A long red convertible wheeled into the lot close to where I was, so fast it sent pebbles and dirt flying. Some of em hit me in the l
egs, baby yellow jacket stings, like the driver was trying her best to tear up the pavement that her own club dues had paid for. That seemed like a dumb thing to me, but I really do wonder if maybe when you’re rich you feel like you’re bound to tear up something every once in a while just to remind yourself that you’ve got plenty of money to either fix it or buy something else. Believe me, there’s lots of times I don’t give a damn and don’t mind if you know it, but I try to take care of what little bit of something I’ve got. Maybe one day I’ll have some more and if I do, I hope I’ll stay the same.

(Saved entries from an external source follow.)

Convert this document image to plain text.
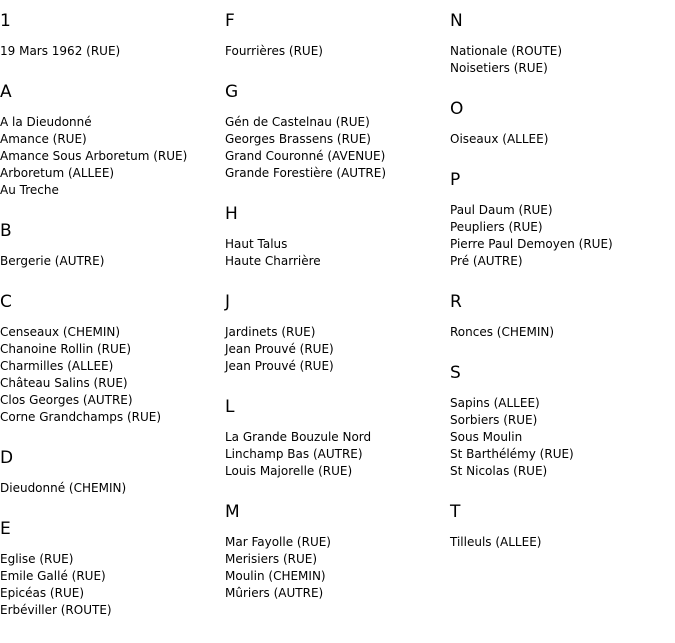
1
19 Mars 1962 (RUE)
A
A la Dieudonné
Amance (RUE)
Amance Sous Arboretum (RUE)
Arboretum (ALLEE)
Au Treche
B
Bergerie (AUTRE)
C
Censeaux (CHEMIN)
Chanoine Rollin (RUE)
Charmilles (ALLEE)
Château Salins (RUE)
Clos Georges (AUTRE)
Corne Grandchamps (RUE)
D
Dieudonné (CHEMIN)
E
Eglise (RUE)
Emile Gallé (RUE)
Epicéas (RUE)
Erbéviller (ROUTE)
F
Fourrières (RUE)
G
Gén de Castelnau (RUE)
Georges Brassens (RUE)
Grand Couronné (AVENUE)
Grande Forestière (AUTRE)
H
Haut Talus
Haute Charrière
J
Jardinets (RUE)
Jean Prouvé (RUE)
Jean Prouvé (RUE)
L
La Grande Bouzule Nord
Linchamp Bas (AUTRE)
Louis Majorelle (RUE)
M
Mar Fayolle (RUE)
Merisiers (RUE)
Moulin (CHEMIN)
Mûriers (AUTRE)
N
Nationale (ROUTE)
Noisetiers (RUE)
O
Oiseaux (ALLEE)
P
Paul Daum (RUE)
Peupliers (RUE)
Pierre Paul Demoyen (RUE)
Pré (AUTRE)
R
Ronces (CHEMIN)
S
Sapins (ALLEE)
Sorbiers (RUE)
Sous Moulin
St Barthélémy (RUE)
St Nicolas (RUE)
T
Tilleuls (ALLEE)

A fat lady was working hard to lift herself out of the red car, wearing a long kaftan sort of wraparound dress, big as a bedspread, with lime green and pink ferns and monkeys hanging by their tails printed top to bottom. She breathed hard and fanned herself once she was on her feet and steady. I kept my distance. I noticed she was wearing shoes with shells on top of them and kitten heels and I wondered if she might not be better off in a flip-flop. She lowered her wide round sunglasses and looked at me over her nose, but I reckon she decided she didn’t know me and didn’t need to, so she reached into the backseat, pulled out a tote bag full of magazines, and tucked a plastic bag of carrot sticks into it. Shit, I thought. I was positive I was the only one who either didn’t belong or wasn’t invited by a “belonger.” The woman slammed her car door like she meant business, and I started to move my tail out of there, but she walked to the gate and inside, not paying me any more mind. So I stayed where I was, standing by the chain-link fence that went all the way around the pool, staring through little diamonds of wire. If I stared hard enough at the crisscrosses, everything else started to blur, but if I looked in the holes, the spaces between the wires, to what was on the other side, the fence went away. All those metal Xs started to look like nothing but a soft gray spiderweb floating at the edge of my eyeballs. I was playing, going back and forth, back and forth from plain to blurred ’til I thought I might give myself a headache messing with my eyes that way. I reckon I had been doing it for about twenty minutes when Wade blew the whistle hanging around his neck and yelled, “Adult swim!”